A mission-critical system plagued by "silent crashes" and manual reboots. How I re-architected a fragile legacy codebase into a self-healing fortress.
When I took ownership, the system had a fatal flaw. The Control UI (Windows) was tightly coupled to the Real-Time Engine (Linux) via a fragile SSH Tunnel wrapped in unsafe C++ code.
If the Windows app crashed (due to memory corruption in the C++ wrapper), it didn't just close. It severed the link, leaving the Engine running as a "Zombie" — unreachable and locking the hardware.
Result: Engineers had to physically walk to the server room to `kill -9` processes manually.
To fix this, I completely removed the SSH dependency. I re-architected the backend as a System V Daemon (Background Service).
By decoupling the lifecycle, the Engine became independent. It doesn't care if the UI exists or not. It runs as a root service, managed by the OS, capable of auto-starting and clean shutdowns.
# /etc/systemd/system/hil_engine.service
# The blueprint for immortality
[Unit]
Description=HiRain Real-Time Engine Daemon
After=network.target
[Service]
Type=simple
ExecStart=/usr/bin/rt_engine_server --daemon
Restart=always
User=root
[Install]
WantedBy=multi-user.targetBut what if the UI crashes? The simulation must stop safely. I implemented a Thrift RPC Heartbeat. The UI pings the Daemon every second.

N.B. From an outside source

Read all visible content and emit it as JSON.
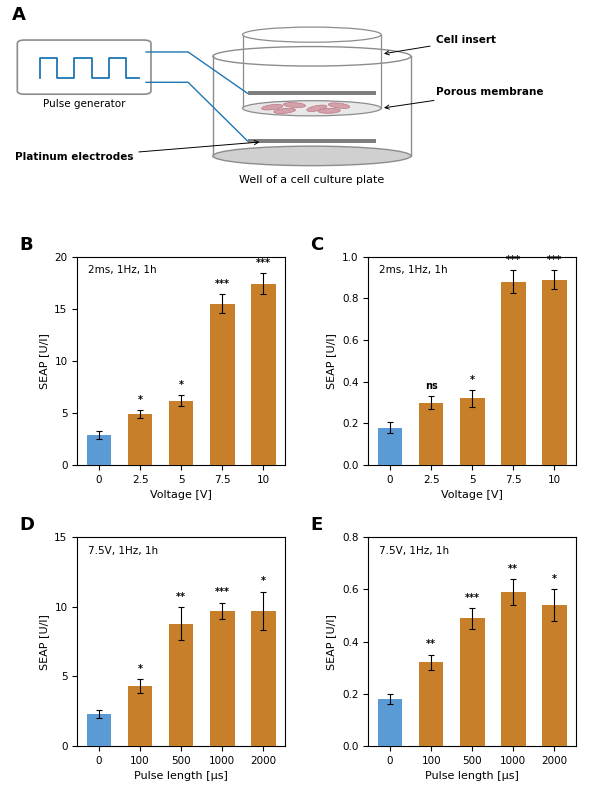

If the Daemon misses 3 heartbeats, it assumes the UI is dead and triggers an Auto-Cleanup Protocol: resetting hardware, clearing shared memory, and waiting for a new connection.
The impact was immediate. The manual reboots stopped. The "Zombie" processes vanished. The system became robust enough to run 24/7 automated regression tests without human supervision.